07/03 - O PCC está incomodado. De seu alto escalão até o
baixo clero, membros da maior facção criminosa do Brasil demonstram apreensão e
desconforto com medidas tomadas até agora pelos governos de Jair Bolsonaro, na
Presidência, e de João Doria, no estado de São Paulo. É o que transparece, por
exemplo, uma conversa, à qual a REVISTA ÉPOCA teve acesso com exclusividade, em
que dois representantes do baixo-clero da facção dialogam:
A: —
Alerta rua e sistema.
C: —
Bagulho tá louco né velhinho.
A: —
Caras tão querendo tirar nós xará, tá de brincadeira (...) vai dá guerra.
C: —
Vai dá guerra, vai se f....
A: —
Quero vê bagaço secar, tô louco pra regaçar tudo.
C: —
Nós vamos tá lutando daqui e parceiro daí.
Essa é uma das poucas provas materiais que mostram
a visão da facção paulista — com presença em vários estados brasileiros e
também no Paraguai, na Bolívia, no Peru e na Colômbia — sobre os próximos
quatro anos de governo. Foi gravada durante uma investigação da Polícia Civil
de São Paulo. Não partiu da cúpula da facção, a última instância de decisão.
Entretanto, é um sinalizador concreto de como ela
recebeu a vitória de um governo que, ao longo da campanha eleitoral, prometeu
fechar o cerco contra bandidos que traficam armas e drogas.

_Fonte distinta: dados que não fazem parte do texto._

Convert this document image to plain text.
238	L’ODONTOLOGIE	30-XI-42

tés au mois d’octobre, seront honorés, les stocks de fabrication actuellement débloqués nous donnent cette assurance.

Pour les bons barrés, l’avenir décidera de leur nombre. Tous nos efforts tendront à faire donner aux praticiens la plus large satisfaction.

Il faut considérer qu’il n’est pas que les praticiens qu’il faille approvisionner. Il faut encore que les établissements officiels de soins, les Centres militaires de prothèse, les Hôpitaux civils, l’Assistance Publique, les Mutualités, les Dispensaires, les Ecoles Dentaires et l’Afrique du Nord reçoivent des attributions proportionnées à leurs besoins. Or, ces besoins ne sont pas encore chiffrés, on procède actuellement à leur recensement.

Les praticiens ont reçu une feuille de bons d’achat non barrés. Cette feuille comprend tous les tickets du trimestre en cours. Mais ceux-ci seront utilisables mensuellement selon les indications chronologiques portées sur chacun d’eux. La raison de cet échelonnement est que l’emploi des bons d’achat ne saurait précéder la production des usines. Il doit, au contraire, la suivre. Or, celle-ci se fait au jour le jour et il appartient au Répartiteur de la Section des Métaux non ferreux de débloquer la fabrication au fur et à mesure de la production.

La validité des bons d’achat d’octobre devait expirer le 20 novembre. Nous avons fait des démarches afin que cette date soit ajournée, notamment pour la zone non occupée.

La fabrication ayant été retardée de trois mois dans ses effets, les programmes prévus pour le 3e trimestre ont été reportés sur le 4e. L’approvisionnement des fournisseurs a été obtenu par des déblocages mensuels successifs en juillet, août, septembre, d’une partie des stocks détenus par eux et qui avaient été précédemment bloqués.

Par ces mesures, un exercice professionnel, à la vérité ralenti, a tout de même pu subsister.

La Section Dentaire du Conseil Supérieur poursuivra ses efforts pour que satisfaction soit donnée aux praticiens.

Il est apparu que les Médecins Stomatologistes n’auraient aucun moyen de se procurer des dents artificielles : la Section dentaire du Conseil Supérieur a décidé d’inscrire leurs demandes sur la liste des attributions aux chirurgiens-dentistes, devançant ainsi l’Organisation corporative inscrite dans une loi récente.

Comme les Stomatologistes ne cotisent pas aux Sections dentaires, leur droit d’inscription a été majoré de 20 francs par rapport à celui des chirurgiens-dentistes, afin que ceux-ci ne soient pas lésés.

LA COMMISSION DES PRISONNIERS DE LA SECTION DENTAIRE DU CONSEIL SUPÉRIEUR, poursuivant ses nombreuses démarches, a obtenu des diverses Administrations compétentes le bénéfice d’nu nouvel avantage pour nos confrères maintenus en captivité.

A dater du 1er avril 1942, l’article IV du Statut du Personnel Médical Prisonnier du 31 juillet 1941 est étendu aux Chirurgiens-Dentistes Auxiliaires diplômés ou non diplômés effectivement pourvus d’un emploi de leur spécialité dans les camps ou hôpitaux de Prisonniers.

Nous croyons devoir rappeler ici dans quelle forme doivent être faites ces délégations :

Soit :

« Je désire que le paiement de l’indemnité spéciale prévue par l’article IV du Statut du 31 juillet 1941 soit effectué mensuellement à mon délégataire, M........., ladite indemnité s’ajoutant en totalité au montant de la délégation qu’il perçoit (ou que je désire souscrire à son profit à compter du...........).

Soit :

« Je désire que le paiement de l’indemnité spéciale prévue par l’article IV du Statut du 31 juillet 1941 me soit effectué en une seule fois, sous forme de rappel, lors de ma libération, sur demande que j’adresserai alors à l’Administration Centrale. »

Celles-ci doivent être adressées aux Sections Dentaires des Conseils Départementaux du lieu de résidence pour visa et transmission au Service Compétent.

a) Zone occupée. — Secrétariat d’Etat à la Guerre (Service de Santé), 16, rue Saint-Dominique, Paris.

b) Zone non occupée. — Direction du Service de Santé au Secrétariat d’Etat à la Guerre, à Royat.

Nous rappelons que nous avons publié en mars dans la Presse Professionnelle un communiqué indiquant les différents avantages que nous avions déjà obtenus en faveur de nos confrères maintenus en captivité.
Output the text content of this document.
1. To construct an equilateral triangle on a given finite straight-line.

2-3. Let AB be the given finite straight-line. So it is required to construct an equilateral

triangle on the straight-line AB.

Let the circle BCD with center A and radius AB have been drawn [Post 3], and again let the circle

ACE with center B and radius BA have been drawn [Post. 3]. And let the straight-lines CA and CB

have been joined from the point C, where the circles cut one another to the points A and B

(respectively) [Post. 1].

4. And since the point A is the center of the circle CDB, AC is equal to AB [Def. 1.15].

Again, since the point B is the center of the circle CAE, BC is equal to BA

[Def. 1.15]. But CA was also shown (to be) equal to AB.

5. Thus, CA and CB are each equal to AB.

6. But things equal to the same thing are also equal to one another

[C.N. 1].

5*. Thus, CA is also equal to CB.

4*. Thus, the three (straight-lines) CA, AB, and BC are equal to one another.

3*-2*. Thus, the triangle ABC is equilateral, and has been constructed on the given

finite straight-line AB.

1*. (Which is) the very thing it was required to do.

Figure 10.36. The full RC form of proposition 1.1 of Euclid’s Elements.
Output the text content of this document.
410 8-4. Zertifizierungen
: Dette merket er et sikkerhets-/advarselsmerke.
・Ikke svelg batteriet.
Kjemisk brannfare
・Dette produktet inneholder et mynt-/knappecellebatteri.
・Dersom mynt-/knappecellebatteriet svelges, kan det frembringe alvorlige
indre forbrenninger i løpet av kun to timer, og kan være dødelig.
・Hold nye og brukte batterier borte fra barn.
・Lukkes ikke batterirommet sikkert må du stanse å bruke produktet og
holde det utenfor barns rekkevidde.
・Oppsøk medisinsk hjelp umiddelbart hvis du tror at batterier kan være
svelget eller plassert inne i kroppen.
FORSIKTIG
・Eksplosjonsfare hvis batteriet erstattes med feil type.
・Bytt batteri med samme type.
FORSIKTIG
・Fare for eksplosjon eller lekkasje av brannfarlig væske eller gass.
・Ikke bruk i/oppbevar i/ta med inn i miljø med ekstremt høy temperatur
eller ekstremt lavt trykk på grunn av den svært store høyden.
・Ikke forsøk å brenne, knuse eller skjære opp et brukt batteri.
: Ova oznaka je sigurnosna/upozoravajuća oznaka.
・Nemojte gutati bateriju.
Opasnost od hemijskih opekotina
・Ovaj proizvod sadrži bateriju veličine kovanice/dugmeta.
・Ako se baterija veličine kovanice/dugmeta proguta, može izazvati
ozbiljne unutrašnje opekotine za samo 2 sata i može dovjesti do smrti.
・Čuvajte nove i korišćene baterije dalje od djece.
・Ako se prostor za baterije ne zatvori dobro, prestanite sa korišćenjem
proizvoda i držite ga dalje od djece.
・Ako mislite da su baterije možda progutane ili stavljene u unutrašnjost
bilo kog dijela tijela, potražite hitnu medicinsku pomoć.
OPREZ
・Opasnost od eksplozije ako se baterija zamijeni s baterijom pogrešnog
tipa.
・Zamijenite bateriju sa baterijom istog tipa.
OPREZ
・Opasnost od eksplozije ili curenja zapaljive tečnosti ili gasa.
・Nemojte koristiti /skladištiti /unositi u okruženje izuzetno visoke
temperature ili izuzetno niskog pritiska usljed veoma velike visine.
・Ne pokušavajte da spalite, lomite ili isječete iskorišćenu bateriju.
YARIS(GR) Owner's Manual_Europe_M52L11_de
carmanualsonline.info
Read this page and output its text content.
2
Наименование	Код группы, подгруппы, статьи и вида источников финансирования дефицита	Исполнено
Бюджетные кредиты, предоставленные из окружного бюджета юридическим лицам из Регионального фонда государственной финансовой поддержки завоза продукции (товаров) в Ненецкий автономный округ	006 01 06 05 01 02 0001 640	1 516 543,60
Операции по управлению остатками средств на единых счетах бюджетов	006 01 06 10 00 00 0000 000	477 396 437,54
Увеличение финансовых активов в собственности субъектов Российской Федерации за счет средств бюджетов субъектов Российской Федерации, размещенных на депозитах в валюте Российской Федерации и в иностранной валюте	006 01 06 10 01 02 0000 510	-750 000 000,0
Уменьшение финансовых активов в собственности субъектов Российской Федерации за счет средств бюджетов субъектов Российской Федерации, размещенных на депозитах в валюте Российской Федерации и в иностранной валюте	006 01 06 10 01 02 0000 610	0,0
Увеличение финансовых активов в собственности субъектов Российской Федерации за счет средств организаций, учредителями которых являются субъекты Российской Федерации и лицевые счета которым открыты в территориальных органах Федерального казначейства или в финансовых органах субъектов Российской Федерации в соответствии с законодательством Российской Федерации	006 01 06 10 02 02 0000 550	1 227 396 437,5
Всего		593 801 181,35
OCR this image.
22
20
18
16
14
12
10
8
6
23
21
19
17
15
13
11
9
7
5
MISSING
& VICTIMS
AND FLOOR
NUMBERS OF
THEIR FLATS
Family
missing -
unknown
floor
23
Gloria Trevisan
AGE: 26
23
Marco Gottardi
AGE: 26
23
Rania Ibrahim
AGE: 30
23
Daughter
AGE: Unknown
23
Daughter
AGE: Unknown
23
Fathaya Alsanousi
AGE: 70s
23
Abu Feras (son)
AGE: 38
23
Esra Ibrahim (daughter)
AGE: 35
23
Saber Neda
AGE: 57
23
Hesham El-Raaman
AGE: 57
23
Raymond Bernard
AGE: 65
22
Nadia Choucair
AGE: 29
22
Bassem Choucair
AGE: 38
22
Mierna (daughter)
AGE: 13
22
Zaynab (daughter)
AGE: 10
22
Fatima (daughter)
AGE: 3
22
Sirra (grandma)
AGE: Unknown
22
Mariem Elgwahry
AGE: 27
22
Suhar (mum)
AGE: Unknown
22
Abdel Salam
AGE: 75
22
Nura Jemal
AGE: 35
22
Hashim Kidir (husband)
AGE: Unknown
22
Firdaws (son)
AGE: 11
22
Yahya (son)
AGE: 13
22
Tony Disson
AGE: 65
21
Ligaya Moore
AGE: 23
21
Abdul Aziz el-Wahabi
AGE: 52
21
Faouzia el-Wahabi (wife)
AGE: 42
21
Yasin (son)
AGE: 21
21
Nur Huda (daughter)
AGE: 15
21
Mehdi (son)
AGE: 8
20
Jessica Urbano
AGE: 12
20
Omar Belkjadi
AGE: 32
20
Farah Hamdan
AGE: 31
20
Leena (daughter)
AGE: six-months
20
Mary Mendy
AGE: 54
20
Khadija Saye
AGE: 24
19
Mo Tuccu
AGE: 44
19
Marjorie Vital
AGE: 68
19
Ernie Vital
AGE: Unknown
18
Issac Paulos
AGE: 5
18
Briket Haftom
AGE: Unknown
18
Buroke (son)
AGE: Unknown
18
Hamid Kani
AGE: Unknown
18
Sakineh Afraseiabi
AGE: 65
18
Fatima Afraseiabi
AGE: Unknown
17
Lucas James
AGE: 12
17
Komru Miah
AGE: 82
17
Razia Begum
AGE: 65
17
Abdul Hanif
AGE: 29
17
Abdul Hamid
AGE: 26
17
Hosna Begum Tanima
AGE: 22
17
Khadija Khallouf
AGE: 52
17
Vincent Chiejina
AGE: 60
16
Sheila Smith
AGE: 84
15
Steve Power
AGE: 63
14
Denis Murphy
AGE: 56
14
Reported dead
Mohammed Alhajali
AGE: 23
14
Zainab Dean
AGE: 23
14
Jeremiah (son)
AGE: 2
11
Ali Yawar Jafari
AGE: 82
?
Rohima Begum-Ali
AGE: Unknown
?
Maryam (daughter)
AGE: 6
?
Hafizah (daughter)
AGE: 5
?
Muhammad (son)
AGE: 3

Durante dois meses, ÉPOCA conversou com
representantes dos setores de Inteligência dos órgãos que investigam o crime
organizado em São Paulo. Também ouviu um interlocutor direto do chefe da
facção, Marcos Willians Herbas Camacho, o Marcola. Num discurso uníssono, todos
dizem que o crime organizado está assustado com a possível repressão alardeada
pelo novo governo. Com base em relatos de informantes, um delegado do mais alto
escalão do governo paulista resumiu o espírito: “Estão com medo e sem saber
como reagir.
Quem está na cadeia está preocupado com a perda de
benefícios. Quem está fora, com a repressão: se vai perder biqueiras ou se vai
morrer”, afirmou.
Na manhã da quarta-feira 13, a facção sofreu seu maior revés recente. Passados só 44 dias do início do governo Bolsonaro, 22 integrantes foram transferidos para presídios federais em Brasília, Distrito Federal, em Mossoró, Rio Grande do Norte, e em Porto Velho, Rondônia. Foi a Justiça paulista quem determinou as transferências, mas elas só foram possíveis porque, pela primeira vez, houve ambiente político para fazê-las. Durante as mais de três décadas em que Marcola ficou preso em São Paulo, o governo nunca teve a intenção de mandá-lo para fora do estado. A gestão do ex-governador Geraldo Alckmin (PSDB) foi, inclusive, acusada de ter feito um acordo com a facção. Em troca de garantir a paz nos presídios e nas ruas — e assim controlar as ações dos criminosos —, assegurava sua permanência no estado, em presídios já conhecidos dos chefes e com certas facilidades não disponíveis nas unidades federais.
Na tentativa de evitar possíveis retaliações, o governo federal autorizou a presença das Forças Armadas para fazer a segurança no entorno dos presídios em Mossoró e Porto Velho.
Em nota, o Ministério da Justiça informou que essa operação é a primeira ação realizada com a participação da Secretaria de Operações Integradas e que o “isolamento de lideranças é estratégia necessária para o enfrentamento e o desmantelamento de organizações criminosas”. Em entrevista coletiva, o governador de São Paulo, João Doria (PSDB), afirmou que “o estado (de São Paulo) não será refém do crime, o crime será refém do estado”. Segundo o relato de um funcionário que acompanhou Marcola até o aeroporto em Presidente Prudente, o chefe da organização criminosa estava irritadíssimo - estado de espírito que não condiz com seu perfil, descrito como poliido e sereno. Chegou até a esbravejar, lançando alguns palavrões.